Vi è poi la necessità di una pressione sociale e politica costante. Anche su questo terreno l’MPS si impegnerà per promuovere una mobilitazione sociale e politica di tutti coloro che vogliono combattere il dumping salariale e sociale.

Infine vi è la necessità di un intervento anche a livello istituzionale, introducendo strumenti, misure e regolamentazioni che permettano, in qualche modo, di attaccare anche sul piano legale il fenomeno del dumping salariale e sociale.

Altri atti parlamentari:

– iniziativa elaborata 30.05.2011 “Modifica dell’art. 24 della legge sulle commesse pubbliche”

– iniziativa generica 30.05.2011 “Legge cantonale di controllo e gestione del mercato del lavoro”

– iniziativa generica 30.05.2011 “Creazione di un Registro delle infrazioni del lavoro” sono da considerarsi come atti autonomi, ma scaturenti dalla stessa premessa sopra sviluppata e vengono inoltrati proprio per concretizzare questo ultimo punto.

In Ticino sono in vigore diversi contratti normali di lavoro (CNL). I più importanti esistono da molti anni (ad esempio nel settore agricolo e in quello della vendita). Altri CNL, che concernono un numero più limitato di persone, sono più recenti. Essi sono i seguenti: Contratto normale di lavoro

per il personale dell’agricoltura, Contratto normale di lavoro per il personale domestico, Contratto normale di lavoro per giovani alla pari, Contratto normale di lavoro per il personale di vendita al

dettaglio e Contratto normale di lavoro per i saloni di bellezza.

Le condizioni fissate in questi contratti sono ben al di sotto del limite che si può ipotizzare per un salario in grado di permettere di vivere, in Ticino, in modo dignitoso.

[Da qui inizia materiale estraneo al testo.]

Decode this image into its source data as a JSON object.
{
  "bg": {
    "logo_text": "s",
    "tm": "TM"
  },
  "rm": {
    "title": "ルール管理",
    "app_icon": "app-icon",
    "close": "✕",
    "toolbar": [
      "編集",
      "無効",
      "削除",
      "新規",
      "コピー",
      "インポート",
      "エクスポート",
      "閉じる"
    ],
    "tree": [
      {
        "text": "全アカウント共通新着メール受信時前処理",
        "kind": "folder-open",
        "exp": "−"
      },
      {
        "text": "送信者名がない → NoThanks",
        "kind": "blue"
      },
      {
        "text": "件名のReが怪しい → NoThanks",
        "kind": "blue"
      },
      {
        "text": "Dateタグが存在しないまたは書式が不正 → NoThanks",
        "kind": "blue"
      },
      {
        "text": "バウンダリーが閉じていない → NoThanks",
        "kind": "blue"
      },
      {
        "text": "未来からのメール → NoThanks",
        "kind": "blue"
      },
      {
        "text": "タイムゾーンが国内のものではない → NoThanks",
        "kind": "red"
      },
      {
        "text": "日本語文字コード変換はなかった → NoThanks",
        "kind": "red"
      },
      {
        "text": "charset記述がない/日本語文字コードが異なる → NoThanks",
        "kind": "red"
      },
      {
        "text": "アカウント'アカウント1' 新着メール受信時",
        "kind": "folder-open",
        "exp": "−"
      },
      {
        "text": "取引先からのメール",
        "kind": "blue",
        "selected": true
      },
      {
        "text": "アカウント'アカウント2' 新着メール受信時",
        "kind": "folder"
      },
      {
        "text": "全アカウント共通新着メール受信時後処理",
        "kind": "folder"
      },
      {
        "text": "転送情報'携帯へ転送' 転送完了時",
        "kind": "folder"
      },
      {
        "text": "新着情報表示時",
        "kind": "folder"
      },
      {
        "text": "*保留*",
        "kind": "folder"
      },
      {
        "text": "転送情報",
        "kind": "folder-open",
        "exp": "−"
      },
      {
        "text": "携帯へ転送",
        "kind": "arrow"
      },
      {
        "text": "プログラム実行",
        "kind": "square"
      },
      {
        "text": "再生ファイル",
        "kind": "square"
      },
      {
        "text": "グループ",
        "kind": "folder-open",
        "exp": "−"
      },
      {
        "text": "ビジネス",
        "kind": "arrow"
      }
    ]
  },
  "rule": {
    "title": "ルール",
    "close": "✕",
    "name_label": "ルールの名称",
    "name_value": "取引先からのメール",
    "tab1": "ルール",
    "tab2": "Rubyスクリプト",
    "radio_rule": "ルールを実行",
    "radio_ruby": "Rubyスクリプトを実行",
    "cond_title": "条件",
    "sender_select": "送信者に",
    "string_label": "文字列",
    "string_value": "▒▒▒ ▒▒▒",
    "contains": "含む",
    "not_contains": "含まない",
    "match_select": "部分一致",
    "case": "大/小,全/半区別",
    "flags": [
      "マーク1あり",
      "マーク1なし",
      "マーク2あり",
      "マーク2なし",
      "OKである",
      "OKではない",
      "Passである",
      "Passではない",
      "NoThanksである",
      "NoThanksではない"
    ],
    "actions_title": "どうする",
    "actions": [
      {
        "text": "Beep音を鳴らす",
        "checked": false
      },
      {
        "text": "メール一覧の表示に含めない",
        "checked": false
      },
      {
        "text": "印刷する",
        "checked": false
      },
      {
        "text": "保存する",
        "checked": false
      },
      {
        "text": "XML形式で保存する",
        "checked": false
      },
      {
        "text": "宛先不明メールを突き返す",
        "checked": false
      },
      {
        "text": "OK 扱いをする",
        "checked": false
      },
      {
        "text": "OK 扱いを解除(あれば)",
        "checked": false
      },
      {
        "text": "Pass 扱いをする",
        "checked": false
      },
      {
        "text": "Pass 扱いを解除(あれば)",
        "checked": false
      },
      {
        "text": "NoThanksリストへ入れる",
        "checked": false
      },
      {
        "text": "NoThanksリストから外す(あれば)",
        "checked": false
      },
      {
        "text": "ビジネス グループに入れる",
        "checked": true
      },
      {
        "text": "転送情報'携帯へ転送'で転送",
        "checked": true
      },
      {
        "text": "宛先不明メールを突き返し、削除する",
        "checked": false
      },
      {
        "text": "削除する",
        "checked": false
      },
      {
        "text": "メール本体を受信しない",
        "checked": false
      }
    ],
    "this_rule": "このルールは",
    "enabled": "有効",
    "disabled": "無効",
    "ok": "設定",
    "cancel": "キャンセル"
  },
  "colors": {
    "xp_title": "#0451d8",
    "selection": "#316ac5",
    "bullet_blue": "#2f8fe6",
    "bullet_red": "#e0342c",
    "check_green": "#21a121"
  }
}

Abbiamo individuato questo salario minimo in un salario mensile lordo di 4’000 franchi per 13 mensilità (sulla base di 40 ore

settimanali). È questa d’altronde la proposta che avevamo formulato nell’iniziativa popolare cantonale ritenuta irricevibile dal Gran Consiglio nel 2008.

Da più parti si invocano misure concrete contro il dumping salariale. Noi pensiamo che il Governo debba mostrare la propria volontà di agire su questo tema contribuendo in modo deciso a fissare regole chiare alle quali attenersi in tutti gli atti che lo coinvolgono in materia salariale; è il caso, per l’appunto, della stipulazione di contratti normali di lavoro.

 

Alla luce di queste considerazioni si chiede al Governo di:

 

1. attuare tutti i passi necessari per adeguare, entro fine 2011, i salari minimi fissati in tutti i contratti normali di lavoro cantonali ai parametri summenzionati: 4’000.- franchi mensili per 13 mensilità per un orario settimanale base di 40 ore (a dipendenza dell’orario di lavoro fissato in ogni singolo settore il salario minimo di riferimento varierà);

2. attenersi ai parametri summenzionati nel caso in cui decidesse (di propria iniziativa o su richiesta di altri attori – organizzazioni sindacali, commissioni tripartite, associazioni padronali,

ecc.) di promulgare altri contratti normali di lavoro.